Amy has not mentioned the pants or pee pads issue to staff, nor has she challenged the one phone call issue, or the issue of hostile responses to requests.  Amy has always been one to speak up for herself.  In the last two years, I've watched her become a timid, nervous person, on eggshells regarding what she asks for so as not get on the bad side of any staff.  Amy has told me on numerous times that she does not feel she is treated like a person.  This is not how a person should feel in their home. 

Any refusal to assist Amy with what she is requesting, which includes a negative or reluctant response, is no different than handcuffing her.  Amy is a resident of the Elmwood home because her body does not work, and it is the role of staff to assist her with whatever she wishes to do in her home.  Amy should not feel she is inconveniencing staff when requesting assistance.

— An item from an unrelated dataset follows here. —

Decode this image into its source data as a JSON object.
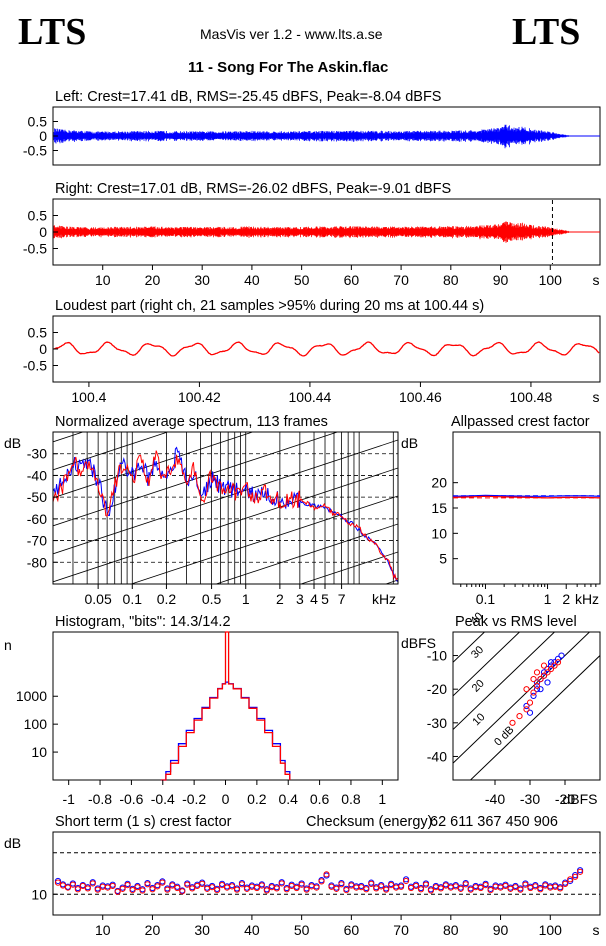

I want to assert that Amy doesn't lie or tell stories.  I'm not interested in who said what to who when.  If Amy is uncomfortable and fearful in her home and communicating with House Boss, then something is going wrong, and it's not on Amy's end.  This is AMY's home.  Based on what I have heard from Amy and read in the correspondence between my mom and House Boss over the last two years, this is nothing short of emotional abuse and manipulation of a completely dependent person from a person in a position of power, and it needs to stop now. 

God, I miss my mother right now.  She was a superstar at handling this.

And just like Amy, I'm scared.  Scared for the response, bracing for the fall out.